Il tema della settima edizione si chiede se lo sia È davvero possibile raccontare la storia delle migrazioni, restituendo i tempi degli addio, dei viaggi, degli arrivi, dei luoghi di passaggio. Tra i bambini di questo immenso continente Maurizio Pefura nato a Parigi nel 1967 da genitori camerunesi, vive e lavora tra Milano e Parigi, mentre Zakaria Mohamed Alì Direttore somalo, rifugiato in Italia dal 2008.

Il primo, Pefura, architetto, pittore e artista poliedrico, noto per le sue installazioni.
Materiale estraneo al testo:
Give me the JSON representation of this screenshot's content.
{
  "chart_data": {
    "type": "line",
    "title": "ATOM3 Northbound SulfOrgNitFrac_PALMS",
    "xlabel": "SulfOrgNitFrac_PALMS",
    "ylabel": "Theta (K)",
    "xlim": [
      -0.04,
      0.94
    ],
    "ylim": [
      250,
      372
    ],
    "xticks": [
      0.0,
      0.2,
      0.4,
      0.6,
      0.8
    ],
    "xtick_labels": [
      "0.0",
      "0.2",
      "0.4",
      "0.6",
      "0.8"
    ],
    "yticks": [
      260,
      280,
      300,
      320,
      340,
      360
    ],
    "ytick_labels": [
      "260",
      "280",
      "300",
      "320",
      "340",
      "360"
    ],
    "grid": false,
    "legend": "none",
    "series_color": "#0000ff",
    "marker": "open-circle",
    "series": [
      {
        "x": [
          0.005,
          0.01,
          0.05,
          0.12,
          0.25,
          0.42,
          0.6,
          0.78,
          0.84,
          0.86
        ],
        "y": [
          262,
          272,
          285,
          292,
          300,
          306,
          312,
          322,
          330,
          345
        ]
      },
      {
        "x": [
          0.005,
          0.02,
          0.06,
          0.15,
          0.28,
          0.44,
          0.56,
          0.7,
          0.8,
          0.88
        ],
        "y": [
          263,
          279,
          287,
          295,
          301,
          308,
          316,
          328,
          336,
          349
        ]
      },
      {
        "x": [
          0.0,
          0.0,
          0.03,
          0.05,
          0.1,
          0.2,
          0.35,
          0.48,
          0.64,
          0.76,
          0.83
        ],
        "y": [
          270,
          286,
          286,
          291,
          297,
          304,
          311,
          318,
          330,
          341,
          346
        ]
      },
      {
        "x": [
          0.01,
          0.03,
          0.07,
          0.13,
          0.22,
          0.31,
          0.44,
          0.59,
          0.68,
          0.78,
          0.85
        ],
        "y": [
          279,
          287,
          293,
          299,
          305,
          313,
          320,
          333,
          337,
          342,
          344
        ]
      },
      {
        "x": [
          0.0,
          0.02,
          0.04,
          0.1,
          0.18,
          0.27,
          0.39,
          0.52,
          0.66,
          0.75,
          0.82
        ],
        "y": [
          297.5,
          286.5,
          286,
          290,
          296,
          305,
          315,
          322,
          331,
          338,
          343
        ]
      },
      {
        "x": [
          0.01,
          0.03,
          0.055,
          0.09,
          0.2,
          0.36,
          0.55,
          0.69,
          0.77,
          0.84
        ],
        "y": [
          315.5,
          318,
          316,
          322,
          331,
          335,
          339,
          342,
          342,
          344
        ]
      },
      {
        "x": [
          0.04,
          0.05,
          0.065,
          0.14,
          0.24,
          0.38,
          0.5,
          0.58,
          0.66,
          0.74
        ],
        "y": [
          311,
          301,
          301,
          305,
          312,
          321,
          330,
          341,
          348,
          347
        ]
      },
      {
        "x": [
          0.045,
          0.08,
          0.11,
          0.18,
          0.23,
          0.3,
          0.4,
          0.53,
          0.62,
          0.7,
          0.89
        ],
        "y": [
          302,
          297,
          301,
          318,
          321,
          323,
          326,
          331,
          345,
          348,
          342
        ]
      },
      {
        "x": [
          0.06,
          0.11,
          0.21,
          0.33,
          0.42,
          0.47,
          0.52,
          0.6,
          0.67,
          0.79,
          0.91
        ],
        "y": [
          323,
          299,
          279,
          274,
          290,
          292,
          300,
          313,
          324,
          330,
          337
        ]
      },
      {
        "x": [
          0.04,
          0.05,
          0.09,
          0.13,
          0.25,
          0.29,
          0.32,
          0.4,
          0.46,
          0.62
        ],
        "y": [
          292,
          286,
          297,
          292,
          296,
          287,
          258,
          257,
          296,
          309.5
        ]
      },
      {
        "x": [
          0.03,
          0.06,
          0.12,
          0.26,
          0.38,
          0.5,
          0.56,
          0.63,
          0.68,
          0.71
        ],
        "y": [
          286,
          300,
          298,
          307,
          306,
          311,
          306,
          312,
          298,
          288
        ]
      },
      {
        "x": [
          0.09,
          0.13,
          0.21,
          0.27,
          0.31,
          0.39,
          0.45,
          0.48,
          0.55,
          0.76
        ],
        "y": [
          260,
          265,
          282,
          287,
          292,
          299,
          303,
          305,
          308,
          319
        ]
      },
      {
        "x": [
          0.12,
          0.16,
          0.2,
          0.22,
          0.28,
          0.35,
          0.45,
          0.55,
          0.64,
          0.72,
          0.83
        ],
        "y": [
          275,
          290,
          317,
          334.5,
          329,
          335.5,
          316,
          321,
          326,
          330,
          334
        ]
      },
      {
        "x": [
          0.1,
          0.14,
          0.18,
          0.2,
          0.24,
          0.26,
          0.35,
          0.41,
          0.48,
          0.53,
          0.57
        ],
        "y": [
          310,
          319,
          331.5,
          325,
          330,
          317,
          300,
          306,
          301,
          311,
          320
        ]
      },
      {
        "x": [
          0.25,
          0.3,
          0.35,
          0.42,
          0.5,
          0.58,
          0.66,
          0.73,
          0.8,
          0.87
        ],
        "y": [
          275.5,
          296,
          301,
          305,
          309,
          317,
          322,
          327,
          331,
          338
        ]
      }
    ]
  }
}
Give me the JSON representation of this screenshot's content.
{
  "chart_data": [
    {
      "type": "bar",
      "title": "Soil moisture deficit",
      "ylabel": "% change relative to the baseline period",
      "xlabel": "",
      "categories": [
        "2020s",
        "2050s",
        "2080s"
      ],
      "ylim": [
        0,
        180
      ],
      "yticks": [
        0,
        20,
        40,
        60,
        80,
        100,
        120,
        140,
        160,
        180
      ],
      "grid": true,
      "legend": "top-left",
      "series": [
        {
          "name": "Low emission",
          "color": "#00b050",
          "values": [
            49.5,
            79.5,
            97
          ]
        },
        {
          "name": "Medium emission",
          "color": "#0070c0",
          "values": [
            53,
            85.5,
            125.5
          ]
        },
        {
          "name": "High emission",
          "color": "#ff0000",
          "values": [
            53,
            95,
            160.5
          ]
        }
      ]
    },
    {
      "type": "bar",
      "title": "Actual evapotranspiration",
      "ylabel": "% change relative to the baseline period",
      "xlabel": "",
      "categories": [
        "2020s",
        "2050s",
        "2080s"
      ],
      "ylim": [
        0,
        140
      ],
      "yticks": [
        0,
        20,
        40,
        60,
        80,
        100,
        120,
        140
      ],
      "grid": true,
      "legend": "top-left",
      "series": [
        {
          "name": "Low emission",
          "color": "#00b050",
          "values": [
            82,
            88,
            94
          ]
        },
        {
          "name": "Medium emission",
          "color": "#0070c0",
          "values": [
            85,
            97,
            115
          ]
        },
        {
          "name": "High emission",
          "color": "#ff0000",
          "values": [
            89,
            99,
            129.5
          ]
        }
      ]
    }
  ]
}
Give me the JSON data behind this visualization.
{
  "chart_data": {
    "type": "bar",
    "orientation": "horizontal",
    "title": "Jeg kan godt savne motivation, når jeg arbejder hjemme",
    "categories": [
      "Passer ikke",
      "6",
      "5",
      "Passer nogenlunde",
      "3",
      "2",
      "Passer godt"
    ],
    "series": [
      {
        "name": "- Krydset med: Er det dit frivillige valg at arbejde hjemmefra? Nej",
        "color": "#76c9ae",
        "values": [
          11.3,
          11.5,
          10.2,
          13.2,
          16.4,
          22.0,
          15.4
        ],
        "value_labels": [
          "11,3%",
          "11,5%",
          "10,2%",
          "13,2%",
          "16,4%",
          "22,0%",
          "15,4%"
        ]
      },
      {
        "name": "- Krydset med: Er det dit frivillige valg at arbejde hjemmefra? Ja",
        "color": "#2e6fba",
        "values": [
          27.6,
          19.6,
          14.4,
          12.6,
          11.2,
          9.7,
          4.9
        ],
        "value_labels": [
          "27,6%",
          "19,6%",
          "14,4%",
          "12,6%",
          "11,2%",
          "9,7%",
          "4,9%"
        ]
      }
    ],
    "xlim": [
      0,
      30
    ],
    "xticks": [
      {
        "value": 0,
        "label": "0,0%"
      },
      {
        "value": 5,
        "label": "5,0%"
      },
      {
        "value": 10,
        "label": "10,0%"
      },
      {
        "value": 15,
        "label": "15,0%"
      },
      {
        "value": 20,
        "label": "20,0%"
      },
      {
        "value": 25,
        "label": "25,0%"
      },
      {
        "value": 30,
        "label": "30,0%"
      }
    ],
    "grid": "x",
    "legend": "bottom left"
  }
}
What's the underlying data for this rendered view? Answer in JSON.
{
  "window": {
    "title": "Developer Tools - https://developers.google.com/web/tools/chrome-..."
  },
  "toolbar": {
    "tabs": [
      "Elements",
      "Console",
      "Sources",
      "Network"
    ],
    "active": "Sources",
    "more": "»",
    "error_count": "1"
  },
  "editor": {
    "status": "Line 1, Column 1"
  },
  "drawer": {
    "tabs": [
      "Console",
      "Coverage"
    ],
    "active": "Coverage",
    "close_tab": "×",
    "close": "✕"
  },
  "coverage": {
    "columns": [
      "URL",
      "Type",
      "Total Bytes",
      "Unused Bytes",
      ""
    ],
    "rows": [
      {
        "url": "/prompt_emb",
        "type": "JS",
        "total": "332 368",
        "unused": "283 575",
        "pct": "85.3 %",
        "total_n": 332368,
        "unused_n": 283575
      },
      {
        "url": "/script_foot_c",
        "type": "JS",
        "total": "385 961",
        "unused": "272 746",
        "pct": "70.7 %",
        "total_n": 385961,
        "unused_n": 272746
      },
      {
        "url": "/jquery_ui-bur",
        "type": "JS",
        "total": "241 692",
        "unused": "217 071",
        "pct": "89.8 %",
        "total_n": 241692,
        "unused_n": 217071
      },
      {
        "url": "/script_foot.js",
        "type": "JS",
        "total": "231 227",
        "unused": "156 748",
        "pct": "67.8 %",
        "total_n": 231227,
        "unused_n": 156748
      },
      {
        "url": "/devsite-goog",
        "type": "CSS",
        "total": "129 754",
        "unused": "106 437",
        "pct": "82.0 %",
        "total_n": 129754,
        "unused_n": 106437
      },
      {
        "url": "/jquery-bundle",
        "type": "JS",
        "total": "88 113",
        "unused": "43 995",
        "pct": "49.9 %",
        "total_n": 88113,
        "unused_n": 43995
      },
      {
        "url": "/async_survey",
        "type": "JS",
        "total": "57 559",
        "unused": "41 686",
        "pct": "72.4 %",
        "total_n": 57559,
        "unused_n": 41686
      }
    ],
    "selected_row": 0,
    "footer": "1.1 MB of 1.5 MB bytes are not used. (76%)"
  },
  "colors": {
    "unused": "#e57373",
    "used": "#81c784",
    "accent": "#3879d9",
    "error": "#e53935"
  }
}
La sua ricerca sul rapporto tra il corpo e lo spazio fisico interiore ed esteriore che siamo chiamati a condividere si concentra sulle periferie delle metropoli, e segue il percorso dell’appartenenza perduta, e della nuova identità che si costruisce tra generazioni miste . e confini geografici (non ideologici) sempre più superati. Per Difendi Africaa creerà un’opera inedita espressamente concepita per lo spazio di HYmmo Artwork Lab, incentrato su tema dell’abitare, la sua flessibilità e la sua permanenza. Pefura condurrà anche un workshop di una settimana rivolto a quattro artisti emergenti: Giovanni Bonechi, Gianluca Braccini, Gianluca Tramonti, Apo Yaghmourian. I risultati del workshop saranno presentati al pubblico il 24 settembre presso HYmmo Artwork Lab, Pratovecchio. La mostra sarà visibile fino al 30 ottobre.

Alì invece ha lavorato come libero professionista in Somalia durante la guerra civile. Ha rischiato più volte la vita per il suo lavoro e nel 2007 ha lasciato il suo Paese, approdando in Italia, attraverso il Mediterraneo, nel 2008. Zakaria sarà ospite a Arise for Africa per la conclusione della mostra, il 30 ottobre, a incontrare il pubblico e presentare alcuni dei suoi movie. L’incontro, organizzato in collaborazione con ADMSarà introdotto e mediato da Archivio delle memorie migranti, Roma Federico Triulzi.

Quindi in questo inizio autunno difficile e preoccupante per tutti me lo chiedo Paolo Fabiani se ci sono modi diversi per parlare di immigrazione, identità e appartenenza e quali novità apprendi nella contaminazione con questi artisti? «Quello che impariamo nella convivenza degli individui», mi cube, «sono esperienze dirette, raccontate attraverso la vita. Forse più che “novità” il recupero di quei valori umani che sono nel dialogo, nel racconto, nell’empatia comune che si scambia quando le vite umane si incrociano. La migrazione è, fin dall’inizio del mondo, una condizione fondamentale dell’essere umano che ha viaggiato fin dall’inizio, di oceano in oceano; si pensi alle grandi opere scultoree di Rapa Nui, sull’Isola di Pasqua, che si trova advert ovest del Sud America, sicuramente realizzate, non sappiamo ancora con quale tecnica, dalle popolazioni to migrate dalla Polinesia. Dunque l’arte è il fulcro per la riscoperta di ciò che l’uomo forse ha dimenticato». L’attesa dalla nuova edizione e dalle giornate di workshop, spiega Rossi, “Il desiderio che cerchiamo di condividere con chi visita la mostra della restituzione della bottega di Maurice Pefura, è provare a fare un salto nella realtà vissuta da chi vive oggi il viaggio della migrazione”.